Application of multi-walled carbon nanotubes to enhance anodic performance of an Enterobacter cloacae-based fuel cell

Abstract

The effect of multi-walled carbon nanotube (MWCNT) modification of anodes and the optimisation of relevant parameters thereof for application in an Enterobacter cloacae microbial fuel cell were examined. The H – type microbial fuel cells were used for the fundamental studies, with a carbon sheet as a control anode and platinum coated carbon sheets as the cathode. Anodes were correspondingly modified with MWCNTs dispersed in either 0.1% chitosan or 1% Nafion®. Maximum power output was observed four hours after inoculation of the anode chamber with the microorganism. A 252.6% increase in power output of the fuel cell was observed at an anode modified with 10 mg MWCNTs/ml dispersed in 0.1% chitosan compared to unmodified anodes (13.8 μW). MWCNTs dispersed in chitosan yielded nearly 50% greater power outputs than when dispersed in Nafion®; attributed to increased aggregation in the latter as evidenced by scanning electron microscopy imaging. When NafionTM 117 membrane was used as a proton exchanger it generally resulted in higher power outputs than the CMI 7000S membrane.

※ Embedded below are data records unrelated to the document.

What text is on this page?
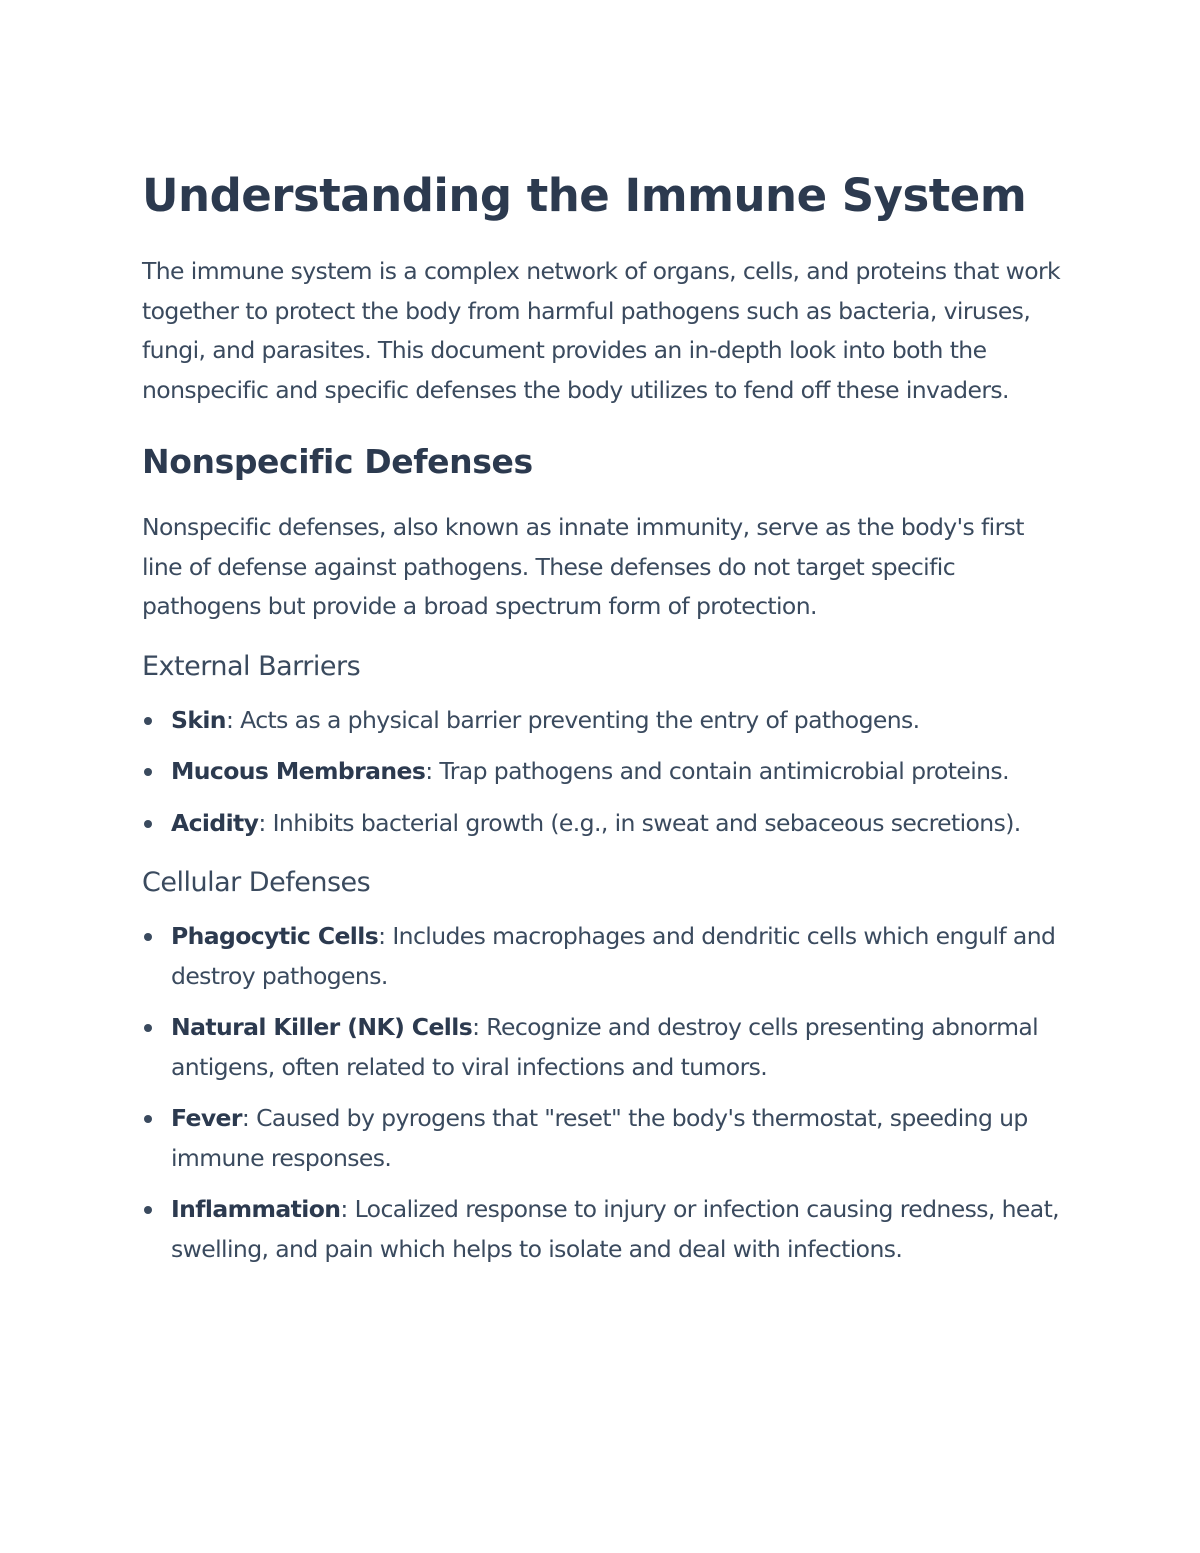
Understanding the Immune System

The immune system is a complex network of organs, cells, and proteins that work together to protect the body from harmful pathogens such as bacteria, viruses, fungi, and parasites. This document provides an in-depth look into both the nonspecific and specific defenses the body utilizes to fend off these invaders.

Nonspecific Defenses

Nonspecific defenses, also known as innate immunity, serve as the body's first line of defense against pathogens. These defenses do not target specific pathogens but provide a broad spectrum form of protection.

External Barriers
Skin: Acts as a physical barrier preventing the entry of pathogens.
Mucous Membranes: Trap pathogens and contain antimicrobial proteins.
Acidity: Inhibits bacterial growth (e.g., in sweat and sebaceous secretions).
Cellular Defenses
Phagocytic Cells: Includes macrophages and dendritic cells which engulf and destroy pathogens.
Natural Killer (NK) Cells: Recognize and destroy cells presenting abnormal antigens, often related to viral infections and tumors.
Fever: Caused by pyrogens that "reset" the body's thermostat, speeding up immune responses.
Inflammation: Localized response to injury or infection causing redness, heat, swelling, and pain which helps to isolate and deal with infections.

These studies also showed that the time-consuming carboxylic acid functionalisation of MWCNT for such applications is not a necessary requirement for enhancing power outputs. The studies thus illustrate the utility of a MWCNT modified anode as a support matrix for E. cloacae in a microbial fuel cell and provide clarity on parameters which can be applied to other such studies in the emerging area of nanostructured material utilisation in alternative energy generation.